When it comes to Jungians versus 'Gestaltians', many Jungians find benefit in all psychotherapeutic teachings. They see Gestalt Therapy as beneficial in moving the client from the past and into the present. Gestalt Therapy in its most basic form is described by Joel Latner, "...gestalt therapy is built around two central ideas: that the most helpful focus of psychology is the experiential present moment and that everyone is caught in webs of relationships; thus, it is only possible to know ourselves against the background of our relation to other things." Gestalt also helps remind us that the soul is not comprised of just an ego that needs curing or saving, but of myriad living imagistic archetypes in complex internal structural relationships as they form a Soul or Self.

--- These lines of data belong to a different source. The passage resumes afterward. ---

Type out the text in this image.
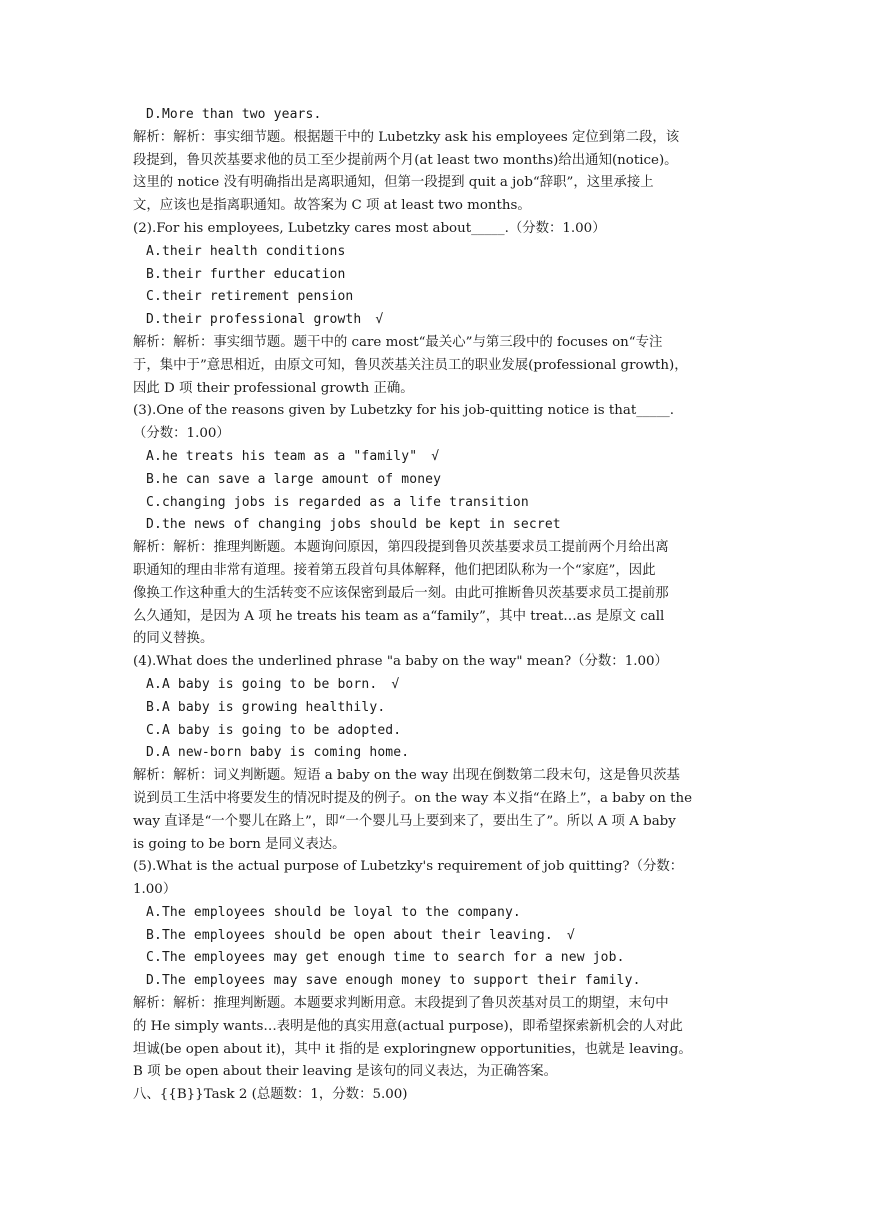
D.More than two years.
解析：解析：事实细节题。根据题干中的 Lubetzky ask his employees 定位到第二段，该
段提到，鲁贝茨基要求他的员工至少提前两个月(at least two months)给出通知(notice)。
这里的 notice 没有明确指出是离职通知，但第一段提到 quit a job“辞职”，这里承接上
文，应该也是指离职通知。故答案为 C 项 at least two months。
(2).For his employees, Lubetzky cares most about_____.（分数：1.00）
A.their health conditions
B.their further education
C.their retirement pension
D.their professional growth √
解析：解析：事实细节题。题干中的 care most“最关心”与第三段中的 focuses on“专注
于，集中于”意思相近，由原文可知，鲁贝茨基关注员工的职业发展(professional growth)，
因此 D 项 their professional growth 正确。
(3).One of the reasons given by Lubetzky for his job-quitting notice is that_____.
（分数：1.00）
A.he treats his team as a "family" √
B.he can save a large amount of money
C.changing jobs is regarded as a life transition
D.the news of changing jobs should be kept in secret
解析：解析：推理判断题。本题询问原因，第四段提到鲁贝茨基要求员工提前两个月给出离
职通知的理由非常有道理。接着第五段首句具体解释，他们把团队称为一个“家庭”，因此
像换工作这种重大的生活转变不应该保密到最后一刻。由此可推断鲁贝茨基要求员工提前那
么久通知，是因为 A 项 he treats his team as a“family”，其中 treat…as 是原文 call
的同义替换。
(4).What does the underlined phrase "a baby on the way" mean?（分数：1.00）
A.A baby is going to be born. √
B.A baby is growing healthily.
C.A baby is going to be adopted.
D.A new-born baby is coming home.
解析：解析：词义判断题。短语 a baby on the way 出现在倒数第二段末句，这是鲁贝茨基
说到员工生活中将要发生的情况时提及的例子。on the way 本义指“在路上”，a baby on the
way 直译是“一个婴儿在路上”，即“一个婴儿马上要到来了，要出生了”。所以 A 项 A baby
is going to be born 是同义表达。
(5).What is the actual purpose of Lubetzky's requirement of job quitting?（分数：
1.00）
A.The employees should be loyal to the company.
B.The employees should be open about their leaving. √
C.The employees may get enough time to search for a new job.
D.The employees may save enough money to support their family.
解析：解析：推理判断题。本题要求判断用意。末段提到了鲁贝茨基对员工的期望，末句中
的 He simply wants…表明是他的真实用意(actual purpose)，即希望探索新机会的人对此
坦诚(be open about it)，其中 it 指的是 exploringnew opportunities，也就是 leaving。
B 项 be open about their leaving 是该句的同义表达，为正确答案。
八、{{B}}Task 2 (总题数：1，分数：5.00)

Those of us in recovery also need to be reminded that what we see in others is the shadow in ourselves, the unconscious aspects of the Self trying to emerge. When I am on a campaign to destroy or denigrate, which I frequently am, it is inevitably something in me that is clawing its way out of the inner psychic chrysalis toward butterflydom.

My point was not necessarily to quibble over doctrines, biblical or otherwise. I see the Psyche or Soul as the mediator of Spirit and Matter, working to blend the Infinite Realm of Spirit with the finite realm of matter, with an aim to making fascinating souls or Selves of each of us, and collectively. All metaphysics with their sacred texts, complicated institutions and fascinating rites are simply human experiences turned into exalted systems. When Jesus told his followers to "leave father and mother and sister and brother" behind, he was saying that there are times the old systems no longer serve. It is time to change, move on. That doesn not necessarily mean we were 'wrong', but that it is time to take the next step. Some of us may have to lose the old familiar label "Christian" in order to follow Christ, ironically.